Research into this is totally possible, but I do not have the resources. All published research seems to treat 'colour' as anything other than white or grey.

Usually 'red' , 'green',  'blue'  or yellow. With no real thought about the biochemistry of pigments and the metrics of pigment bleaching in the cone cells or the edge detection process.


My own work tells me that it is not actually really about ‘colour’ anyway.  Unfortunately, it requires a different mindset about ‘colour’ than appears to be dominant.

The filters that most schools use are from a very restricted palette. For example there is one cyan usually.  Cyan is not really a colour. It is what is perceived when the red cone stimulation is reduced compared with the green cone cells.

About half the population tested by my colleagues and me (from a sample of around 12,000) actually benefit from the use of ‘a cyan’.

But there are thousands of ‘cyans’; If the filter takes out too much red then it may be worse than a white background.

There may be other limiting factors not checked properly.

  • It may be that unless the font size is big enough, then the changing the amount of red will have no effect. It is not the controlling factor.

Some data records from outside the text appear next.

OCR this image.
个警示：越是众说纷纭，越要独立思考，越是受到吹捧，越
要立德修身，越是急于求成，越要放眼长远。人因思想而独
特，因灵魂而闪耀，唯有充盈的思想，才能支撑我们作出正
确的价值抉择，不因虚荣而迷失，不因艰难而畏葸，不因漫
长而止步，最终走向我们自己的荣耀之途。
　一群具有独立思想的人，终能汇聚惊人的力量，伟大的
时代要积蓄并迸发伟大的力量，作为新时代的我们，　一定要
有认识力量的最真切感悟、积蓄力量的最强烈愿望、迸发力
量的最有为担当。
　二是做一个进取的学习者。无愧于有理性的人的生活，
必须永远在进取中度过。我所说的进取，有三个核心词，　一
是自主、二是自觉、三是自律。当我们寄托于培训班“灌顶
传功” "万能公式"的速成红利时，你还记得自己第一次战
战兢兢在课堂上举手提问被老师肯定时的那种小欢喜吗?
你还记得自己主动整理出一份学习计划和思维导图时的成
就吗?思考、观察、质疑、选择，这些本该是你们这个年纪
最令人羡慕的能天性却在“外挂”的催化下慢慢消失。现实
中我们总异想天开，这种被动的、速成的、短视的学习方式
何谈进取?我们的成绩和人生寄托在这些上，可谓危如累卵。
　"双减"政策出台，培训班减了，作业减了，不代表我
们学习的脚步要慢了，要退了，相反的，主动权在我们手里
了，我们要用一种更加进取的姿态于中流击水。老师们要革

  • It may be that the ambient lighting is too bright and again the Cyan filter will have no effect.

  • Perhaps they need ophthalmic glasses first  to get any benefit.


The danger is that many young people at this school and other colleges and universities, will actually get minimal or no benefit when they could have got a great deal by teachers/schools/support staff not really understanding what they are doing.


A few will gain a great deal, and will be what spurs people on to use this very ‘cheap’ approach. Many, the majority, will get a ‘false negative’ and will have their failures reinforced.

 This costs them and our country a fortune unnecessarily.  The false negatives, and minimal benefits  that most children get is actually very expensive.